Слабый актер
Ученик одного из лучших певцов последнего десятилетия прошлого века и первых лет нынешнего — Антона Владиславовича Секар-Рожанского, чудесного актера-певца, Журавленко с первых лет своих выступлений в Театре музыкальной драмы проявил себя одним из лучших учеников дирижера М. А. Бихтера и режиссера И. М. Лапицкого. От ротного в «Евгении Онегине» до старого Хованского, до незабываемых в его исполнении куплетов и вальса Коппелиуса из «Сказок Гофмана» Журавленко с его замечательной хваткой самородка проявлял себя как первоклассный синтетический актер. Ни образованием, ни приобретенной на школьной скамье культурой он похвастать не мог, но «умельцем» был выдающимся. Обычным недостатком певцов — репертуарнойвсеядностью он не страдал. Пел он не раз Мефистофеля и Гремина, но, думается, не в силу собственных вожделений, а, скорее, в силу требований театра, которому он всей душой служил.

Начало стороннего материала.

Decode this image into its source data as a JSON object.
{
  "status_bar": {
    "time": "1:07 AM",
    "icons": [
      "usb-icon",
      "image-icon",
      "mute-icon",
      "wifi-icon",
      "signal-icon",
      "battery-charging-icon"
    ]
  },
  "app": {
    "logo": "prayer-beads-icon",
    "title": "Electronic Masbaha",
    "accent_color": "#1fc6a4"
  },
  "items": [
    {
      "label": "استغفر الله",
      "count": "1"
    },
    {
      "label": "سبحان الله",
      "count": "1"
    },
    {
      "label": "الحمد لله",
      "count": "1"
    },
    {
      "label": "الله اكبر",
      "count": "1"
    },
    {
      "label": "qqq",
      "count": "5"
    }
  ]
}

В начале двадцатых годов вернулся из гастролей за границей Владимир Иванович Касторский.
Слабый актер, но на редкость обаятельный певец, безупречный мастер бельканто, С отличной техникой, усвоенной чисто слуховым образом от многочисленных итальянцев, Касторский был в то же время первоклассным представителем русского исполнительского стиля. Слушая его, я всегда находил какие-то связи с теми русскими песнями, которые он либо сам, либо в квартете Кедровых (Чупрынников, Касторский и два брата Кедровых) с таким огромным успехом пропагандировал не только в России, но и по всей Европе.

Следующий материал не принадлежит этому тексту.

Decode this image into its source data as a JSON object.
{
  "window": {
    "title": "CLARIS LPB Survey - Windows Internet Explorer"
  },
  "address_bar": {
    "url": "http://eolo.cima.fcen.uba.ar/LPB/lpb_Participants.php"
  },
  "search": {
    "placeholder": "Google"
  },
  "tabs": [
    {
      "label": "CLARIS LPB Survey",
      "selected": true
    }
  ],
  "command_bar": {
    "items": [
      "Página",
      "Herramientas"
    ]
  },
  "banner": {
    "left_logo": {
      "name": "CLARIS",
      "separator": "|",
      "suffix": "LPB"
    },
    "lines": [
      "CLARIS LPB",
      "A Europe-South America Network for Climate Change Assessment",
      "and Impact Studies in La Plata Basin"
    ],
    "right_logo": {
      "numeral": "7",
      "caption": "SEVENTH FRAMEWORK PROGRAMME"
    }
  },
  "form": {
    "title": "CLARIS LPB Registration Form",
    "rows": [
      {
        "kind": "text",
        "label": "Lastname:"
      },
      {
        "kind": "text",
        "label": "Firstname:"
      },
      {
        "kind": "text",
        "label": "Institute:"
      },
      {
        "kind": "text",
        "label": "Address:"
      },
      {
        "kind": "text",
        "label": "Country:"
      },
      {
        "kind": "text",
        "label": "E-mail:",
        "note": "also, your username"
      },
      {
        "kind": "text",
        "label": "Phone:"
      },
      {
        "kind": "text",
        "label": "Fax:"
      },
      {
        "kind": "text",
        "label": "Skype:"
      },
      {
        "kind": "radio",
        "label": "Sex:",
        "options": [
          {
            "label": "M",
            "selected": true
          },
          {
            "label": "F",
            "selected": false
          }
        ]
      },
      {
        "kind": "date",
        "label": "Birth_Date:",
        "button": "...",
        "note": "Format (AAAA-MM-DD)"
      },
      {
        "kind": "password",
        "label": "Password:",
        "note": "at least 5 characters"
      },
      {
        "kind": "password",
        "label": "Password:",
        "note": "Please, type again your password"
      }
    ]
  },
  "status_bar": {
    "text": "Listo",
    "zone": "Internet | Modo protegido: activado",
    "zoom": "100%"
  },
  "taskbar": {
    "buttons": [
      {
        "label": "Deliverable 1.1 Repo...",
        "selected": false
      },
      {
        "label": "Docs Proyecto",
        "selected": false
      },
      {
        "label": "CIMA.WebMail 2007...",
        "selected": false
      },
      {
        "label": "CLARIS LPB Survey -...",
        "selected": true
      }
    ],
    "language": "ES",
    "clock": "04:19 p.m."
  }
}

О перевоплощении в сценический образ в связи с искусством Касторского говорить трудновато. Но он делал все от него зависящее, чтобы и в этой области преуспеть: он пытался учиться всему на свете — филологии и биологии, живописи и декламации. Он внимательно изучал всевозможные типажи — жизненные и музейные, однако серьезно, а чаще всего с восхищением можно говорить только о его вокальных образах. Сусанин, Мефистофель, Герольд из «Лоэнгрина», Ландграф из «Тангейзера», Марсель из «Гугенотов» и Собакин из «Царской невесты» — нее это с первых фраз заставляло слушателей «сиять эстетическим удовольствием», как писал один из критиков.

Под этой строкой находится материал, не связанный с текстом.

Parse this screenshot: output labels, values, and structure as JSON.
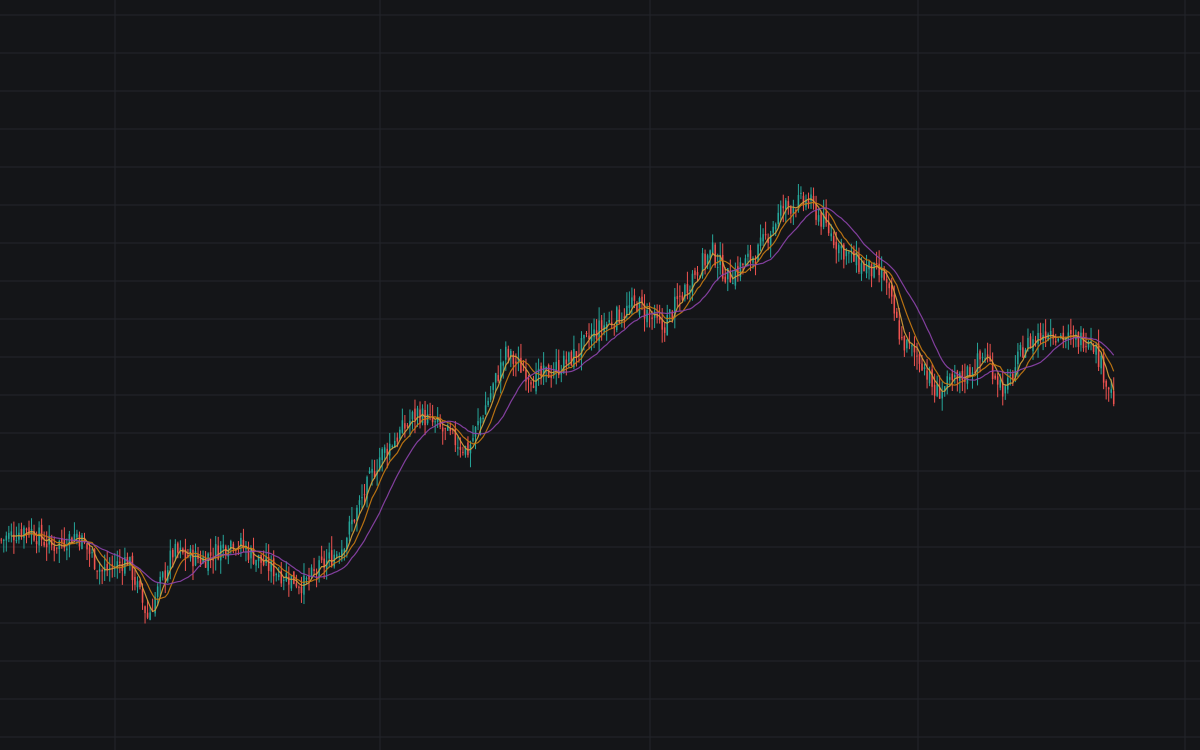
{
  "colors": {
    "background": "#141518",
    "grid": "#23252b",
    "up": "#26a69a",
    "down": "#ef5350",
    "ma_fast": "#d9a23a",
    "ma_mid": "#c97b12",
    "ma_slow": "#8e44ad"
  },
  "chart_data": {
    "type": "candlestick",
    "title": "",
    "xlabel": "",
    "ylabel": "",
    "grid": true,
    "ylim": [
      0,
      100
    ],
    "series": [
      {
        "name": "",
        "kind": "ohlc",
        "anchors": [
          [
            0,
            25
          ],
          [
            10,
            27
          ],
          [
            20,
            24
          ],
          [
            30,
            26
          ],
          [
            40,
            20
          ],
          [
            50,
            22
          ],
          [
            58,
            13
          ],
          [
            68,
            23
          ],
          [
            80,
            22
          ],
          [
            92,
            25
          ],
          [
            105,
            21
          ],
          [
            120,
            18
          ],
          [
            135,
            24
          ],
          [
            150,
            38
          ],
          [
            165,
            45
          ],
          [
            175,
            42
          ],
          [
            185,
            39
          ],
          [
            193,
            47
          ],
          [
            200,
            54
          ],
          [
            212,
            50
          ],
          [
            225,
            53
          ],
          [
            237,
            58
          ],
          [
            252,
            62
          ],
          [
            262,
            58
          ],
          [
            275,
            67
          ],
          [
            282,
            70
          ],
          [
            288,
            66
          ],
          [
            300,
            70
          ],
          [
            310,
            77
          ],
          [
            320,
            78
          ],
          [
            332,
            71
          ],
          [
            340,
            68
          ],
          [
            350,
            66
          ],
          [
            357,
            56
          ],
          [
            365,
            53
          ],
          [
            370,
            48
          ],
          [
            380,
            50
          ],
          [
            390,
            54
          ],
          [
            398,
            48
          ],
          [
            405,
            55
          ],
          [
            415,
            58
          ],
          [
            425,
            56
          ],
          [
            432,
            57
          ],
          [
            438,
            50
          ],
          [
            442,
            46
          ]
        ],
        "count": 442,
        "seed": 7
      },
      {
        "name": "",
        "kind": "moving-average",
        "period": 5
      },
      {
        "name": "",
        "kind": "moving-average",
        "period": 10
      },
      {
        "name": "",
        "kind": "moving-average",
        "period": 20
      }
    ]
  }
}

Касторский пел на сцене больше полувека. Года за два до его смерти у нас с ним зашла речь о партии Марселя из «Гугенотов». Он немедленно встал со стула и без аккомпанемента запел знаменитые куплеты Марселя «Пиф-паф». Ему было без малого семьдесят пять лет. Однако натренированное за долгие годы дыхание позволяло ему с такой тщательностью выполнять всю динамику автора (я следил по клавиру), так четко стаккатировать шестнадцатые, что мне было трудно вспомнить соперника хотя бы пятидесятилетнего, который в этой партии так мастерски справлялся бы с молниеносным выталкиванием каждой шестнадцатой, ни одной не смазав. Мне он показался в тот день «последним из могикан» вокальной техники — среди русских басов, во всяком случае, — да и среди итальянцев только Дидур и Наварини поражали в этой области так, как Касторский.Пимен Касторского совершенно пленил мой слух. Здесь было большое искусство самого прекрасного бельканто. Голос Касторского был металличным, но этим металлом артист владел блистательно, он умел его сдерживать. Речь его Пимена лилась каким-то ласковым журчанием, была как бы проникнута серебряным светом. Было слышно каждое слово, и не только слышен, но и зрим его смысл. Упоминая боевые картины прошлого, Касторский вдруг неожиданно, ненадолго выпускал на свободу блеск своего голоса, и тут слышался как бы лязг оружия, стук мечей.